Toyota’s Woven City: A Real-World Playground for the Future of Mobility and Robotics

Nestled at the foot of Mount Fuji, Toyota’s Woven City is no ordinary project. Designed to house 2000 residents, it’s a cutting-edge, fully connected living lab where EVs, robot pets, and self-flying taxis will be put to the test in everyday life.

Toyota has gone all in on the future with its Woven City project, a purpose-built high-tech village tucked away on the grounds of a former factory near Mount Fuji. This is a full-on experimental playground for tomorrow’s mobility, smart homes, robotics, and even self-flying taxis.

The first 360 employees and their families have already moved into hydrogen-powered homes, built with a nod to traditional Japanese wood craftsmanship but rigged out with next-level tech.

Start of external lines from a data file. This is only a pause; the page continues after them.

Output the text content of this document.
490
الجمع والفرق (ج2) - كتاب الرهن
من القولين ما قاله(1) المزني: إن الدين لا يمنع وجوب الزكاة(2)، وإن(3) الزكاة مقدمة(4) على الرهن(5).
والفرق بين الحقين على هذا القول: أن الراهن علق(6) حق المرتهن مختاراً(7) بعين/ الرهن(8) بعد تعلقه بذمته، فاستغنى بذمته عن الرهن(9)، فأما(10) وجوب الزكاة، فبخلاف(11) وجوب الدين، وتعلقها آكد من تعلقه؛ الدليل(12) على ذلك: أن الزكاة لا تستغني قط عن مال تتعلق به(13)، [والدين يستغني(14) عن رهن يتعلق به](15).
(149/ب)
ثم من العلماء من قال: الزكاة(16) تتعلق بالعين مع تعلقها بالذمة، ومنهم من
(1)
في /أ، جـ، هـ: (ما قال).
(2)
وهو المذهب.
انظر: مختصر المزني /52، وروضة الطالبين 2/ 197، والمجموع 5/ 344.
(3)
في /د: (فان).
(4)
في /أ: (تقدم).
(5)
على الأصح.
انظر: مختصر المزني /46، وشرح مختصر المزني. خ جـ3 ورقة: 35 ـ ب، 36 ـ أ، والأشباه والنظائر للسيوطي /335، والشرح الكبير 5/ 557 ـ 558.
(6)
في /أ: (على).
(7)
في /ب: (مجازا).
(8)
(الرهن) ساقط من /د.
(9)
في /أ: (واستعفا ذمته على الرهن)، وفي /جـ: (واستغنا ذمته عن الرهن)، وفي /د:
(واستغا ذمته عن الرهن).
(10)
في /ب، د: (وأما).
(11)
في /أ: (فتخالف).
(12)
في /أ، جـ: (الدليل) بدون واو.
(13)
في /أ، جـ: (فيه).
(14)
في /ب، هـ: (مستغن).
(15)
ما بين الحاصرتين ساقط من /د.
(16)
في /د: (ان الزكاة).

They're called “weavers,” a nod to Toyota’s origins as a loom maker, and their daily lives will be the testing ground for a raft of breakthroughs, from autonomous electric vehicles to robot pets and drones meant to escort residents safely home at night.

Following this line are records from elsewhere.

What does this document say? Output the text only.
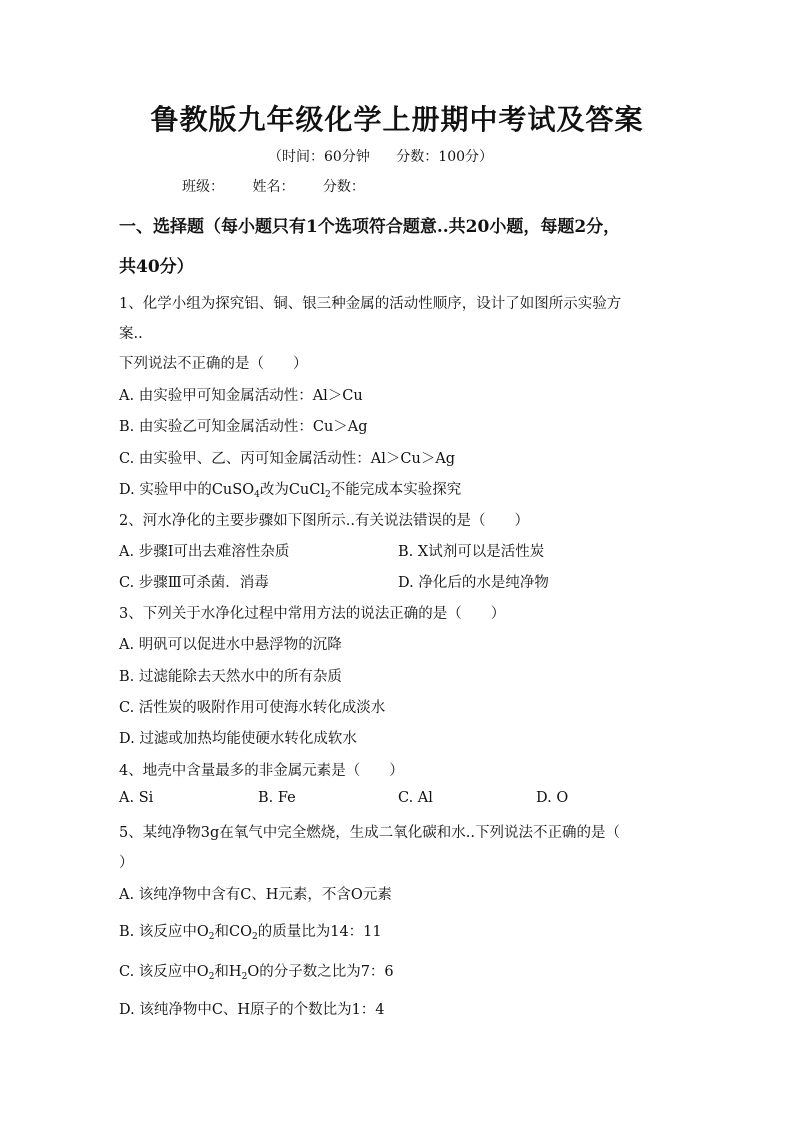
鲁教版九年级化学上册期中考试及答案
（时间：60分钟 分数：100分）
班级： 姓名： 分数：
一、选择题（每小题只有1个选项符合题意..共20小题，每题2分，
共40分）
1、化学小组为探究铝、铜、银三种金属的活动性顺序，设计了如图所示实验方
案..
下列说法不正确的是（　　）
A. 由实验甲可知金属活动性：Al＞Cu
B. 由实验乙可知金属活动性：Cu＞Ag
C. 由实验甲、乙、丙可知金属活动性：Al＞Cu＞Ag
D. 实验甲中的CuSO$_4$改为CuCl$_2$不能完成本实验探究
2、河水净化的主要步骤如下图所示..有关说法错误的是（　　）
A. 步骤Ⅰ可出去难溶性杂质	B. X试剂可以是活性炭
C. 步骤Ⅲ可杀菌．消毒	D. 净化后的水是纯净物
3、下列关于水净化过程中常用方法的说法正确的是（　　）
A. 明矾可以促进水中悬浮物的沉降
B. 过滤能除去天然水中的所有杂质
C. 活性炭的吸附作用可使海水转化成淡水
D. 过滤或加热均能使硬水转化成软水
4、地壳中含量最多的非金属元素是（　　）
A. Si	B. Fe	C. Al	D. O
5、某纯净物3g在氧气中完全燃烧，生成二氧化碳和水..下列说法不正确的是（
）
A. 该纯净物中含有C、H元素，不含O元素
B. 该反应中$O_2$和$CO_2$的质量比为14：11
C. 该反应中$O_2$和$H_2O$的分子数之比为7：6
D. 该纯净物中C、H原子的个数比为1：4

Toyota’s chairman Akio Toyoda calls Woven City a “test course for the future,” where technologies transition from lab concepts to real-world utilities. It’s the kind of hands-on innovation rarely seen outside sci-fi films or high-budget R&D labs. The city is designed with three separate types of streets, dedicated lanes for fast autonomous vehicles, shared spaces for pedestrians and slow personal mobility devices, and green linear parks, all woven together to encourage real human interaction.

Residents will test-drive not only Toyota’s existing electric vehicles but a slew of new e-mobility options like hoverboards and futuristic robotaxis that will cruise aerial routes on fully autonomous flights. Inside the homes, smart AI acts as a personal assistant and household helper, folding shirts, prepping meals, even helping take care of the elderly.

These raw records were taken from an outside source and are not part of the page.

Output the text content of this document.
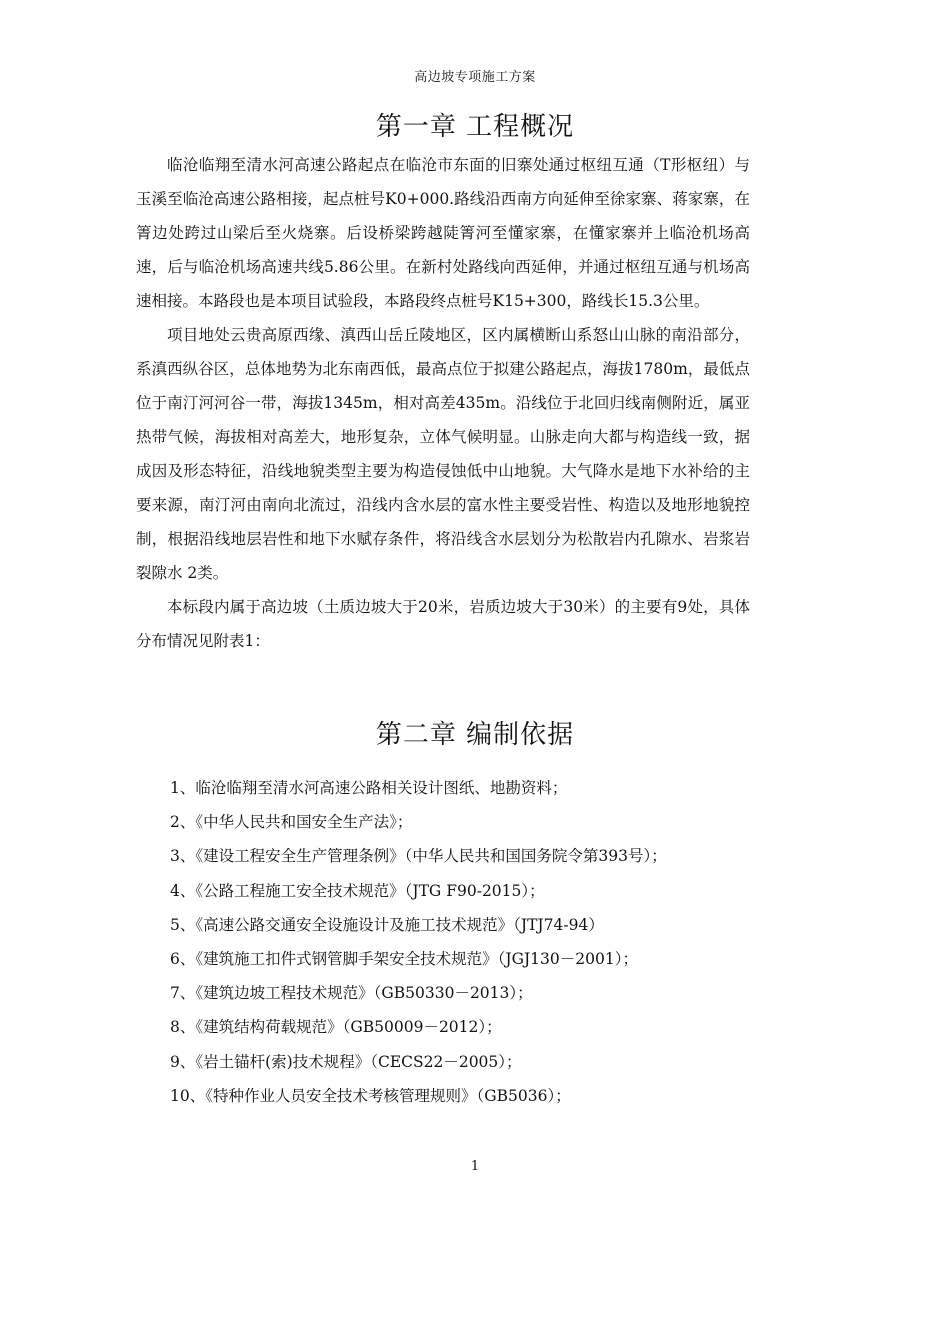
高边坡专项施工方案
第一章 工程概况

临沧临翔至清水河高速公路起点在临沧市东面的旧寨处通过枢纽互通（T形枢纽）与玉溪至临沧高速公路相接，起点桩号K0+000.路线沿西南方向延伸至徐家寨、蒋家寨，在箐边处跨过山梁后至火烧寨。后设桥梁跨越陡箐河至懂家寨，在懂家寨并上临沧机场高速，后与临沧机场高速共线5.86公里。在新村处路线向西延伸，并通过枢纽互通与机场高速相接。本路段也是本项目试验段，本路段终点桩号K15+300，路线长15.3公里。

项目地处云贵高原西缘、滇西山岳丘陵地区，区内属横断山系怒山山脉的南沿部分，系滇西纵谷区，总体地势为北东南西低，最高点位于拟建公路起点，海拔1780m，最低点位于南汀河河谷一带，海拔1345m，相对高差435m。沿线位于北回归线南侧附近，属亚热带气候，海拔相对高差大，地形复杂，立体气候明显。山脉走向大都与构造线一致，据成因及形态特征，沿线地貌类型主要为构造侵蚀低中山地貌。大气降水是地下水补给的主要来源，南汀河由南向北流过，沿线内含水层的富水性主要受岩性、构造以及地形地貌控制，根据沿线地层岩性和地下水赋存条件，将沿线含水层划分为松散岩内孔隙水、岩浆岩裂隙水 2类。

本标段内属于高边坡（土质边坡大于20米，岩质边坡大于30米）的主要有9处，具体分布情况见附表1：

第二章 编制依据
1、临沧临翔至清水河高速公路相关设计图纸、地勘资料；
2、《中华人民共和国安全生产法》；
3、《建设工程安全生产管理条例》（中华人民共和国国务院令第393号）；
4、《公路工程施工安全技术规范》（JTG F90-2015）；
5、《高速公路交通安全设施设计及施工技术规范》（JTJ74-94）
6、《建筑施工扣件式钢管脚手架安全技术规范》（JGJ130－2001）；
7、《建筑边坡工程技术规范》（GB50330－2013）；
8、《建筑结构荷载规范》（GB50009－2012）；
9、《岩土锚杆(索)技术规程》（CECS22－2005）；
10、《特种作业人员安全技术考核管理规则》（GB5036）；
1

Connectivity is the backbone, with every building and vehicle linked through state-of-the-art sensors and a dedicated digital operating system. The whole city will run on sustainable energy, including hydrogen fuel cells and solar power, proving that eco-friendly can be high-tech and livable.

Woven City is a bold vision of how future urban living could work, where technology enhances community rather than isolates, and progress is something you experience in everyday life, not just on a screen. If this sounds like a glimpse of where we’re headed, that’s because it is.